8.2. OVS-DPDK のトポロジー

Red Hat OpenStack Platform では、コンポーザブルロール機能を使用し、各ロールにサービスを追加/削除してカスタムのデプロイメントロールを作成できます。コンポーザブルロールの詳しい情報は「コンポーザブルサービスとカスタムロール」を参照してください。

以下の図は、コントロールプレーンとデータプレーン用にポートが 2 つボンディングされている OVS-DPDK トポロジーの例を示しています。

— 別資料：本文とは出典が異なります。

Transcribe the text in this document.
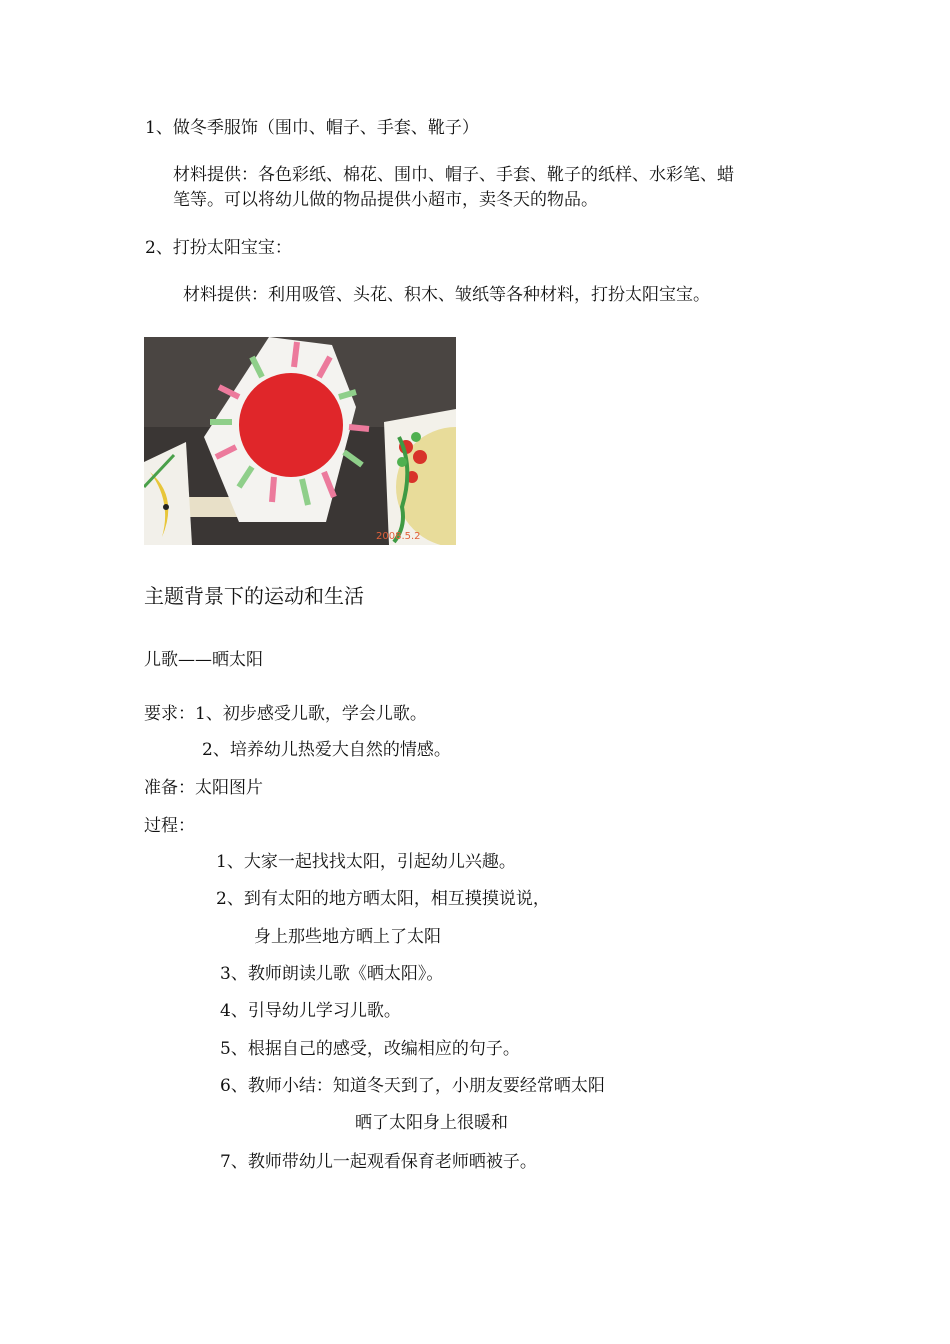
1、做冬季服饰（围巾、帽子、手套、靴子）
材料提供：各色彩纸、棉花、围巾、帽子、手套、靴子的纸样、水彩笔、蜡
笔等。可以将幼儿做的物品提供小超市，卖冬天的物品。
2、打扮太阳宝宝：
材料提供：利用吸管、头花、积木、皱纸等各种材料，打扮太阳宝宝。
2008.5.2
主题背景下的运动和生活
儿歌——晒太阳
要求：1、初步感受儿歌，学会儿歌。
2、培养幼儿热爱大自然的情感。
准备：太阳图片
过程：
1、大家一起找找太阳，引起幼儿兴趣。
2、到有太阳的地方晒太阳，相互摸摸说说，
身上那些地方晒上了太阳
3、教师朗读儿歌《晒太阳》。
4、引导幼儿学习儿歌。
5、根据自己的感受，改编相应的句子。
6、教师小结：知道冬天到了，小朋友要经常晒太阳
晒了太阳身上很暖和
7、教师带幼儿一起观看保育老师晒被子。
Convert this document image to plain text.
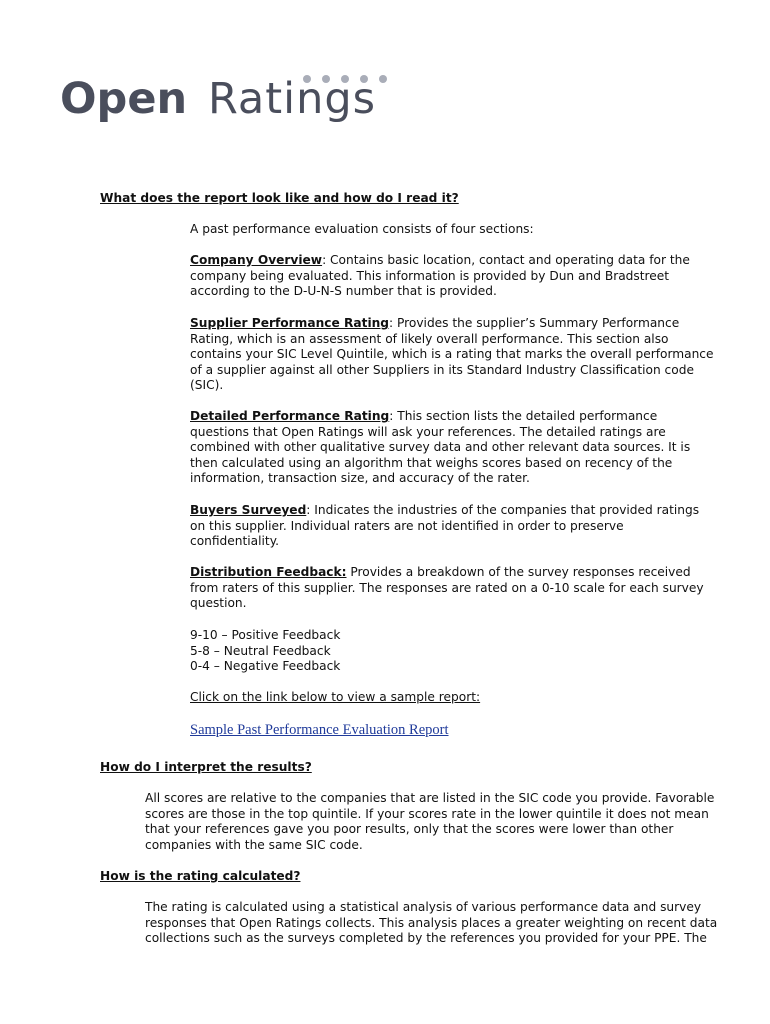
Open Ratings
What does the report look like and how do I read it?
A past performance evaluation consists of four sections:
Company Overview: Contains basic location, contact and operating data for the
company being evaluated. This information is provided by Dun and Bradstreet
according to the D-U-N-S number that is provided.
Supplier Performance Rating: Provides the supplier’s Summary Performance
Rating, which is an assessment of likely overall performance. This section also
contains your SIC Level Quintile, which is a rating that marks the overall performance
of a supplier against all other Suppliers in its Standard Industry Classification code
(SIC).
Detailed Performance Rating: This section lists the detailed performance
questions that Open Ratings will ask your references. The detailed ratings are
combined with other qualitative survey data and other relevant data sources. It is
then calculated using an algorithm that weighs scores based on recency of the
information, transaction size, and accuracy of the rater.
Buyers Surveyed: Indicates the industries of the companies that provided ratings
on this supplier. Individual raters are not identified in order to preserve
confidentiality.
Distribution Feedback: Provides a breakdown of the survey responses received
from raters of this supplier. The responses are rated on a 0-10 scale for each survey
question.
9-10 – Positive Feedback
5-8 – Neutral Feedback
0-4 – Negative Feedback
Click on the link below to view a sample report:
Sample Past Performance Evaluation Report
How do I interpret the results?
All scores are relative to the companies that are listed in the SIC code you provide. Favorable
scores are those in the top quintile. If your scores rate in the lower quintile it does not mean
that your references gave you poor results, only that the scores were lower than other
companies with the same SIC code.
How is the rating calculated?
The rating is calculated using a statistical analysis of various performance data and survey
responses that Open Ratings collects. This analysis places a greater weighting on recent data
collections such as the surveys completed by the references you provided for your PPE. The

OpenStack NFV Config Guide Topology 450694 0617 ECE OVS DPDK

OVS-DPDK の設定は、以下の作業で構成されます。

  • コンポーザブルロールを使用する場合には、roles_data.yaml ファイルをコピーして編集し、OVS-DPDK 用のカスタムロールを追加します。
  • 適切な network-environment.yaml ファイルを更新して、カーネル引数と DPDK 引数のパラメーターを追加します。
  • compute.yaml ファイルを更新して、DPDK インターフェース用のブリッジを追加します。
  • controller.yaml ファイルを更新して、DPDK インターフェースパラメーター用の同じブリッジ情報を追加します。
  • overcloud_deploy.sh スクリプトを実行して、DPDK パラメーターを使用してオーバークラウドをデプロイします。
注記

本ガイドでは、CPU の割り当て、メモリーの確保、NIC の設定の例を紹介します。これらは、トポロジーとユースケースによって異なる場合があります。ハードウェアと設定のオプションについて理解するには、『ネットワーク機能仮想化 (NFV) の製品ガイド』 と「2章ハードウェア要件」を参照してください。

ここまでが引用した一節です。